An electronic device may become our lunch spot as we meet with an online writing or critique group. We have also substituted virtual interviews and events for live ones. We meet on cell phones, Crowdcast, Skype, Vimeo, Zoom, and the like. Many writers and speakers conferences have moved online. 

And yet, our eyes need a rest to avoid eye strain and eye pain. Every twenty minutes, we can look twenty feet away from the screen for twenty seconds. Your eye doctor may refer to that step as the 20-20-20 exercise. 

Bottom Line
When health in writers who speak interferes with technology, we need to take care of our health because
  • Long periods on electronic devices can cause pain in wrists and arms.
  • Arthritis means we can’t sit for long.
  • Eye problems can show up at any age.

Take care of your health, because no one else can do that for you.

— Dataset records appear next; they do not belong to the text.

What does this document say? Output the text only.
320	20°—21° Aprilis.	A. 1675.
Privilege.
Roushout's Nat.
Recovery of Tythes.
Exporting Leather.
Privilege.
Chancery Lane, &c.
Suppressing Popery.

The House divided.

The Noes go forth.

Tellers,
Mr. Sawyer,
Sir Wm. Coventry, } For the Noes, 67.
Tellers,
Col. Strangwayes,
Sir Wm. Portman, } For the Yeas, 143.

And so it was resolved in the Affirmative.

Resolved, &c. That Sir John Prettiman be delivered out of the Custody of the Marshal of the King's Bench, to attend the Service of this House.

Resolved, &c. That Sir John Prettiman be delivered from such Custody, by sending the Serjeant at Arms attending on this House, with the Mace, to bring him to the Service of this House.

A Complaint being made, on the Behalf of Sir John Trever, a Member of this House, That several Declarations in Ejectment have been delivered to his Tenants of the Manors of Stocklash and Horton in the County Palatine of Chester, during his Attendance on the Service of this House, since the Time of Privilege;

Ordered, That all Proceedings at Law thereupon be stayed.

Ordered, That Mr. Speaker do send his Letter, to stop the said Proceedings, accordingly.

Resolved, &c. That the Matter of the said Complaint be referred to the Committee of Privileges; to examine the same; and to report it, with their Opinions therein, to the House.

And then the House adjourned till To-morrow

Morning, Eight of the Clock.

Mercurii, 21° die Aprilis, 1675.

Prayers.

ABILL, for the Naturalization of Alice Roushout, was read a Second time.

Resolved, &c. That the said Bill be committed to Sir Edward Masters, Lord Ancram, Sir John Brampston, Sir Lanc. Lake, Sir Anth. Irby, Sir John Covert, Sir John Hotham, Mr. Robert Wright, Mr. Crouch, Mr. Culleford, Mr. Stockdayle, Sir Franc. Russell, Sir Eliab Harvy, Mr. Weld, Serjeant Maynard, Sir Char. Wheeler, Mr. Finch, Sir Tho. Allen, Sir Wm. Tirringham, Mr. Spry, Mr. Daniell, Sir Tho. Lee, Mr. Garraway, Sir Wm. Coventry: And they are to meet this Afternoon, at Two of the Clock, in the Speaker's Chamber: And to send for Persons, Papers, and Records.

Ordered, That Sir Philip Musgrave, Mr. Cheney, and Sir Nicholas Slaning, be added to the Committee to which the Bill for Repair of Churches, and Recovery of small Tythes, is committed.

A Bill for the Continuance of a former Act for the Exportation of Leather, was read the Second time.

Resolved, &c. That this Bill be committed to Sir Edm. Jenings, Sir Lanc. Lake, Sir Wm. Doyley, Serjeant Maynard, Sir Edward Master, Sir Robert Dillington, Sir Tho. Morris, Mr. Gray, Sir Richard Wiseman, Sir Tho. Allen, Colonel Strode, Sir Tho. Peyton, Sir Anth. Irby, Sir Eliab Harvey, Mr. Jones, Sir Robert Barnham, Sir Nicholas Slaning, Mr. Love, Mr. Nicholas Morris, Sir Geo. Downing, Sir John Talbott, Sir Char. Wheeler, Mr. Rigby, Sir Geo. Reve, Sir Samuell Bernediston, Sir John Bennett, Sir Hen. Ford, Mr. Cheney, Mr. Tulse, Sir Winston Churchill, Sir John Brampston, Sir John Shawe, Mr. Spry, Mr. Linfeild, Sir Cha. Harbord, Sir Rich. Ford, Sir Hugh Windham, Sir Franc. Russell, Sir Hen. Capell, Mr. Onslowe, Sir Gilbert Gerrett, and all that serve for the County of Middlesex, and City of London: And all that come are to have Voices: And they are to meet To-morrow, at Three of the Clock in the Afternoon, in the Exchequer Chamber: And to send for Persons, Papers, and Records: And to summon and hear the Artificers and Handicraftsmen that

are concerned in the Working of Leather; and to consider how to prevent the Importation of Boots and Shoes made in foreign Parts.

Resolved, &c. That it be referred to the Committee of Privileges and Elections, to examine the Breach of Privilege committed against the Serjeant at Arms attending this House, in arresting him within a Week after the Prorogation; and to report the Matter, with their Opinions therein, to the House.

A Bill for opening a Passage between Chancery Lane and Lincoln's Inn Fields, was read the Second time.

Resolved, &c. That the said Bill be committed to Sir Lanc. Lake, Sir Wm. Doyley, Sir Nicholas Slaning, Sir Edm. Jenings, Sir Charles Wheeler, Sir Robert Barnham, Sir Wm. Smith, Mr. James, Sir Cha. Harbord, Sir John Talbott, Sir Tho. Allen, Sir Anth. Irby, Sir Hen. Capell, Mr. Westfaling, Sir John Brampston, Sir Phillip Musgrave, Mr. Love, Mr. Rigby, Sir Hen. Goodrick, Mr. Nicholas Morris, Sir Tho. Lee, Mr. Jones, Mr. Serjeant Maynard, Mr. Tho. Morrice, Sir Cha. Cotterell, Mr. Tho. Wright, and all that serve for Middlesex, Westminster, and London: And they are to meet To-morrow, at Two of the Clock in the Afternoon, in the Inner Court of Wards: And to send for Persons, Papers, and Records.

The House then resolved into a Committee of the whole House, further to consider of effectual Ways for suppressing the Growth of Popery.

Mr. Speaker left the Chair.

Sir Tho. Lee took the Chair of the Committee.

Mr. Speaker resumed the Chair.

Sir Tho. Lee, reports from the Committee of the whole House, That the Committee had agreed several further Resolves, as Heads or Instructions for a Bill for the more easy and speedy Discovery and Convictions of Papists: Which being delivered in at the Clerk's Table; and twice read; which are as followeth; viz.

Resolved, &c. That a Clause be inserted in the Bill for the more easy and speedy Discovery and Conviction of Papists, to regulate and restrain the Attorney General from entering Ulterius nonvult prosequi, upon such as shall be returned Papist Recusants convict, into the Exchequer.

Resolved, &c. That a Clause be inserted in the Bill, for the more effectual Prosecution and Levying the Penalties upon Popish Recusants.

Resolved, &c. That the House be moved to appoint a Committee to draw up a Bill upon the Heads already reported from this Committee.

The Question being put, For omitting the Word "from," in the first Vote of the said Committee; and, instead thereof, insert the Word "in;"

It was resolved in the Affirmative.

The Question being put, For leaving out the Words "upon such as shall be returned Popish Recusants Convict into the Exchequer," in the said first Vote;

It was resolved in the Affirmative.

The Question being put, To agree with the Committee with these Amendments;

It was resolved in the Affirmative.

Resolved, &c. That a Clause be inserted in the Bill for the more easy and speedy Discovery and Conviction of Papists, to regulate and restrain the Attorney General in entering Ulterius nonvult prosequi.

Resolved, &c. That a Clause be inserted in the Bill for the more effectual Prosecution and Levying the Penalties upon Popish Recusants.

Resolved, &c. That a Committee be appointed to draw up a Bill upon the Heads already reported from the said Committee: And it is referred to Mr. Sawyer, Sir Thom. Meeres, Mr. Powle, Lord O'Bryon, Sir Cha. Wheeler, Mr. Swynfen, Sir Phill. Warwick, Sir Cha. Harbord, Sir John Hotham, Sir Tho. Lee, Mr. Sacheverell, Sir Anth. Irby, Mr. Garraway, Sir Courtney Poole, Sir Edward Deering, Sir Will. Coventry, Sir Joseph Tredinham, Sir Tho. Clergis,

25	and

Yvonne Ortega walks with a small footprint but leaves a giant imprint in people’s lives. This power-packed package is a professional speaker and the author of the Moving from Broken to Beautiful® Series through cancer, divorce, forgiveness, and loss. Learn more at

Yvonne speaks with honesty and humor as she shares her life and struggles through presentations that empower women to find peace, power, and purpose through God’s Word. 

Yvonne’s background as a licensed professional counselor brings a unique perspective into the heart of women. She’s a speaking and writing coach and the owner of Moving from Broken to Beautiful®, LLC. She belongs to the Advanced Writers and Speakers Association, the Christian Authors Network, the National Speakers Association, and Toastmasters International.

She celebrates life at the beach, where she walks, builds sand castles, blows bubbles, and dances. 


  1. You're right on, Yvonne, with these health issues. I have pain in fingers, too, from typing. Thanks for you wonderful advice on dealing with these! Truly loved your message. Very good spoken words.

    1. Thank you, Diane T. Holmes. Please take good care of your fingers.

  2. Great information and reminders, Yvonne. For years I suffered from low back pain. After numerous tests and doctors appointments, my doctor said the pain was from sitting too long at the computer. After a few months of physical therapy and standing at the computer, my pain went away. I have been pain free for more than 5 years. I now alternate between sitting and standing.

    1. Thank you, Crystal Bowman. I'm thrilled to hear you've been pain-free now for more than five years. Continue to alternate between sitting and standing.

  3. Thank you for the reminder to take care of our health. Arthritis causes me to stiffen and hurt if I don't get up and move around. Being a writer causes me to sit at the computer for extended periods of time. I feel better when I take short breaks, get up and walk around. My eyes need rest, too. Hope you are feeling better Yvonne.

  4. You're welcome, Melissa Henderson. I'm sorry you have arthritis. Continue to take short breaks, get up, and walk around. Yes, Melissa, I am feeling better slowly but surely.